[467] Le Journal de Colletet indique quelques affiches de livres ; ainsi, le 6 juillet 1676, le Traité des maladies des femmes grosses, par Fr. Mauriceau, dont il a été parlé plus haut, t. I, p. 159 ; et, le 1er août suivant, Le Tailleur sincère, avec plusieurs figures en taille-douce : « il se vend, dit-il, chez A. de Rafflé, rue du Petit-Pont, in-folio en parchemin 40 fr., et in-8 20 fr. » Il oublie d’ajouter que l’auteur s’appeloit Benoist Boulay, dont le portrait sert de frontispice. Son livre, « nécessaire, dit encore Colletet, pour ceux qui veulent pratiquer l’épargne », est aujourd’hui des plus rares.

Ces considérations, celles qui regardent l’utilité publique et l’avantage du commerce, qui depend des Rencontres et des Occasions que les avis font naistre, ont fait les principaux objets du r’establissement du Bureau d’Adresse et de Rencontre, et des précautions qu’on a prises de n’en confier l’administration qu’à des conditions portées par les Règlements, afin d’asseurer dans le Public la confiance des particuliers, et faciliter les ventes, achapts, amodiations, traités et conventions qui se font à l’egard des immeubles, et pour mettre dans un plus grand commerce toutes sortes de meubles, comme Lits, Tapisseries, Bijoux, Tableaux, Chevaux, Carrosses et autres effets, et principalement pour donner aux gens de qualité, et à ceux qui ont besoin de domestiques ; des Aumôniers, Gentilshommes, Ecuyers, Gouverneurs, Intendans, Receveurs, Secretaires, sous Secretaires, Hommes d’affaires, Solliciteurs, Commis, Ecrivains, Precepteurs, Maistres d’Hostel, Vallets de chambre, Suisses, Portiers, Concierges, Gardes-bois, Cochers, Postillons, Pallefreniers, Chasseurs, Fauconniers, Sonneurs de Cor, Jardiniers, Vignerons, Gens de Labour, Charretiers, Muletiers, Valets à tout faire, Laquais à gages et à récompense[468], et généralement toutes sortes d’autres domestiques, pour les recevoir, non seulement à leur choix, mais avec plus de seureté et de connoissance que par le passé, le Bureau n’estant estably que pour l’Indication.

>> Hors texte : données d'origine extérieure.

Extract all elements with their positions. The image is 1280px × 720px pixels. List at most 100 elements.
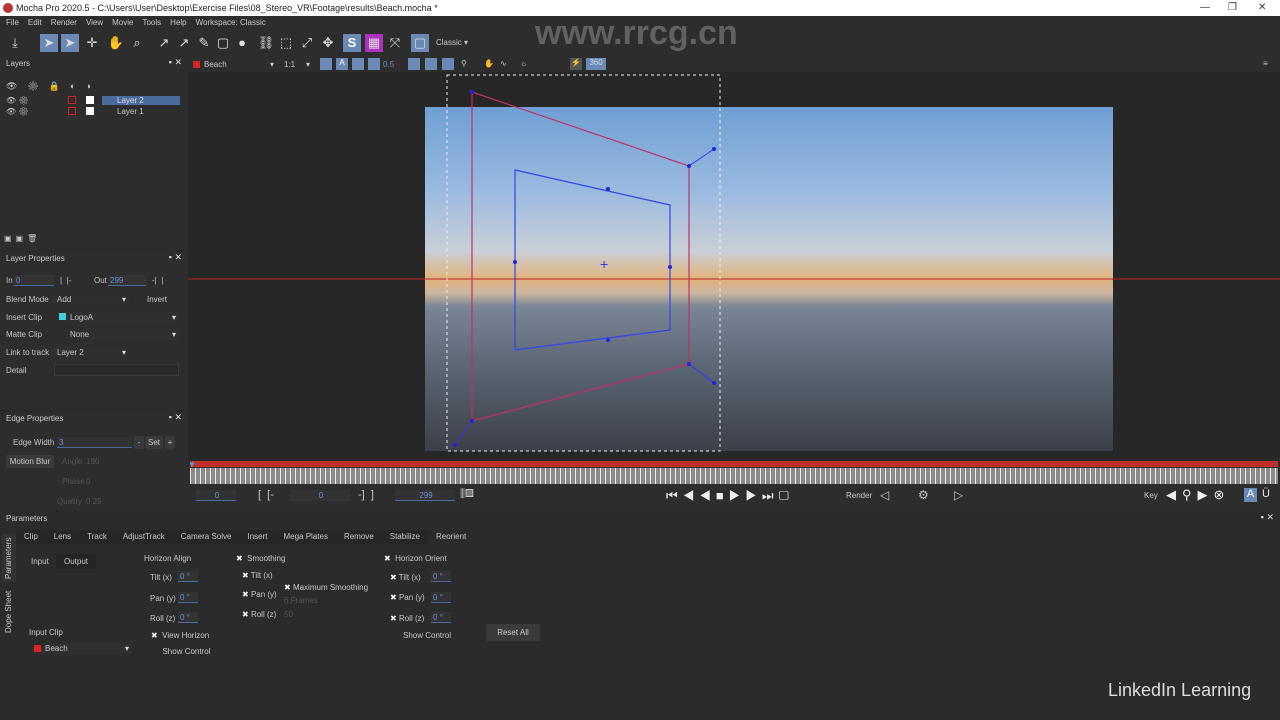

[468] Les « laquais à récompense » se distinguoient des « laquais à gages » en ce qu’ils n’étoient payés pour ainsi dire que par hasard ou fantaisie. Après avoir servi trois ou quatre ans, ils reçevoient de leur maître trois ou quatre cents francs et n’avoient pas le droit d’en demander davantage. La plupart des valets de Regnard et de Dancourt sont des « laquais à récompense ».

A Vendre.

1. Une charge de Substitut de M. le Procureur général à Paris, aux Gages et Droits y attribuez, du prix de 25,000 liv.

2. Un Carrosse couppé avec 6 glaces de Venise garni de velours cramoisi, le tout comme neuf, du prix d’environ 700 livres.

3. Une charge de grand Valet de pied de Madame[469], qui jouit de tous les privileges, aux gages et profits y joints, du prix de 3,000 liv.

[469] Ils étoient au nombre de dix, chacun à 20 sols par jour pour leur nourriture « outre leurs habits d’hiver et d’été ». État de France pour 1692, p. 776.

4. Deux grands chevaux de carrosse grissel[470] à longue queue, de 5 à 6 ans, du prix de 1,000 l.

[470] Il faut lire gris-sale, une des nuances du gris admises dans les haras.